2. After running the project, explore the Predefined Concepts in the Concepts Node

•    Right-click on the Concepts node and select Open.

•    Click the expansion arrow to the left of Predefined Concepts in the upper left corner of the Concepts pane.

•    Select nlpPerson from the list of predefined concepts and click on“Matched”in the Documents view. What would the predefined concept nlpPerson help you analyse in this dataset?

•    Select nlpMoney from the list of predefined concepts. What would the predefined concept nlpMoney help you analyse in this dataset?

•    Select nlpDate from the list of predefined concepts. What would the predefined concept nlpDate help you analyse in this dataset?

3. Create the following Custom Concepts:

•   A custom concept for Star Wars characters using the CLASSIFIER rule type.

Include Star Wars characters such as Hand Solo, Princess Leia, Luke Skywalker and R2-D2. Why is the rule type CLASSIFIER adequate in this case?

Discuss the purpose of creating this custom concept.

•   A custom concept using the CONCEPT rule type and the nlpPlace predefined concept to match the following terms:

▪   king of α

where α can be any place.

Why is the rule type CONCEPT adequate in this case?

Discuss the purpose of creating this custom concept.

•   A custom concept using the C_CONCEPT rule type and the nlpPerson predefined concept to extract people that movies were made about their true story (biography):

▪  true story of α

where α can be any person.

Why is the rule type C_CONCEPT adequate in this case?

Discuss the purpose of creating this custom concept.

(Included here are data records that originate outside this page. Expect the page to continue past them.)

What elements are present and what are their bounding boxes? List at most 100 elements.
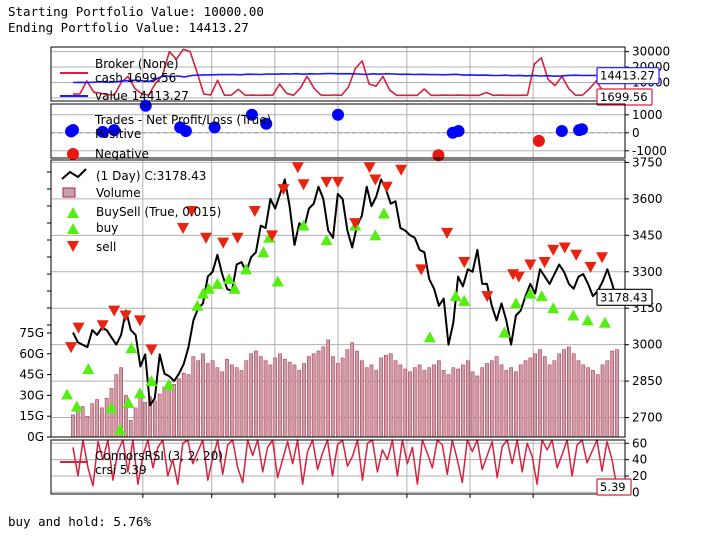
buy-marker	[82, 362, 95, 374]
value-last-label: 14413.27	[600, 69, 655, 83]
volume-bar	[461, 364, 465, 438]
volume-bar	[167, 381, 172, 438]
broker-tick-label: 30000	[632, 45, 670, 59]
cash-legend-label: cash 1699.56	[95, 71, 176, 85]
sell-marker	[380, 181, 393, 193]
volume-bar	[335, 363, 340, 438]
buy-marker	[509, 297, 522, 309]
volume-bar	[518, 364, 523, 438]
sell-marker	[72, 322, 85, 334]
volume-bar	[340, 357, 345, 438]
buy-marker	[377, 207, 390, 219]
trades-tick-label: 0	[632, 126, 640, 140]
buy-marker	[145, 375, 158, 387]
volume-bar	[201, 353, 205, 438]
volume-bar	[403, 368, 408, 438]
positive-trade-dot	[108, 124, 121, 137]
volume-bar	[263, 360, 268, 438]
volume-bar	[567, 346, 571, 438]
sell-marker	[524, 259, 537, 271]
sell-marker	[177, 223, 190, 235]
buy-marker	[240, 263, 253, 275]
rsi-legend-title: ConnorsRSI (3, 2, 20)	[95, 449, 223, 463]
volume-bar	[292, 364, 297, 438]
volume-bar	[393, 360, 398, 438]
buy-marker	[122, 396, 135, 408]
volume-bar	[234, 367, 239, 438]
volume-bar	[152, 400, 157, 438]
volume-bar	[359, 360, 364, 438]
sell-marker	[217, 237, 230, 249]
volume-bar	[494, 356, 499, 438]
volume-bar	[273, 357, 278, 438]
volume-bar	[427, 367, 432, 438]
volume-bar	[254, 350, 258, 438]
starting-value-line: Starting Portfolio Value: 10000.00	[8, 4, 264, 19]
sell-marker	[349, 218, 362, 230]
volume-tick-label: 30G	[19, 388, 44, 402]
volume-bar	[345, 349, 350, 438]
volume-bar	[181, 372, 186, 438]
volume-bar	[249, 353, 253, 438]
sell-marker	[108, 305, 121, 317]
volume-bar	[610, 350, 615, 438]
volume-bar	[485, 363, 489, 438]
volume-bar	[489, 360, 494, 438]
volume-bar	[316, 350, 321, 438]
buy-marker	[61, 388, 74, 400]
buy-marker	[567, 309, 580, 321]
buy-marker	[113, 423, 126, 435]
sell-marker	[185, 206, 198, 218]
volume-bar	[230, 364, 234, 438]
sell-marker	[199, 232, 212, 244]
sell-marker	[395, 164, 408, 176]
volume-bar	[287, 361, 292, 438]
volume-bar	[225, 359, 229, 438]
buy-marker	[105, 401, 118, 413]
positive-trade-dot	[96, 125, 109, 138]
sell-marker	[481, 291, 494, 303]
volume-bar	[364, 367, 369, 438]
volume-bar	[605, 360, 610, 438]
volume-bar	[557, 353, 562, 438]
volume-bar	[432, 364, 436, 438]
volume-bar	[71, 414, 75, 438]
buy-marker	[297, 219, 310, 231]
sell-marker	[119, 310, 132, 322]
volume-bar	[552, 360, 557, 438]
buysell-legend-label: BuySell (True, 0.015)	[96, 205, 221, 219]
volume-bar	[172, 384, 176, 438]
ending-value-line: Ending Portfolio Value: 14413.27	[8, 20, 249, 35]
positive-trade-dot	[452, 125, 465, 137]
volume-bar	[451, 367, 456, 438]
sell-legend-label: sell	[96, 240, 116, 254]
rsi-tick-label: 60	[632, 436, 647, 450]
buy-legend-label: buy	[96, 221, 118, 235]
buy-marker	[369, 229, 382, 241]
buy-marker	[524, 287, 537, 299]
volume-bar	[591, 370, 595, 438]
positive-trade-dot	[332, 108, 344, 121]
volume-bar	[215, 367, 220, 438]
buy-and-hold-line: buy and hold: 5.76%	[8, 514, 151, 529]
rsi-tick-label: 40	[632, 453, 647, 467]
volume-bar	[143, 402, 148, 438]
volume-bar	[586, 367, 590, 438]
sell-marker	[369, 174, 382, 186]
sell-marker	[248, 206, 261, 218]
volume-bar	[412, 367, 417, 438]
buy-marker	[228, 282, 241, 294]
volume-bar	[437, 360, 441, 438]
price-tick-label: 3750	[632, 155, 663, 169]
negative-legend-marker	[67, 148, 79, 160]
volume-bar	[576, 360, 581, 438]
price-tick-label: 3600	[632, 192, 663, 206]
volume-bar	[504, 370, 509, 438]
sell-marker	[538, 257, 551, 269]
volume-bar	[177, 378, 181, 438]
volume-bar	[581, 364, 586, 438]
volume-bar	[355, 350, 359, 438]
buy-marker	[162, 378, 175, 390]
volume-bar	[114, 374, 119, 438]
volume-bar	[417, 364, 422, 438]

Why is the context marker _c used?

•   A custom concept using the REGEX rule type to match any of the following: 1900’s, 1910’s, 1920’s, 1930’s, 1940’s,  1950’s, 1960’s, 1970’s, 1980’s, 1990’s.

Why is the rule type C_CONCEPT adequate in this case?

Discuss the purpose of creating this custom concept.

4. Create the following Custom Categories:

•    Create a custom category for each custom concept you have created previously.

•    Create the following custom categories:

◦   Movies about engagements or weddings of kings, queens, princes, or princesses. Use the Boolean operators AND and OR.

◦   Movies about kingdoms but not about army or war. Use the custom concept Kings_of you have created earlier and Boolean operators AND, OR and NOT.

◦   Documents mentioning any term starting with “inter” and US (capital letters meaning United States). Use a wildcard (*) and case-sensitive rule (_C).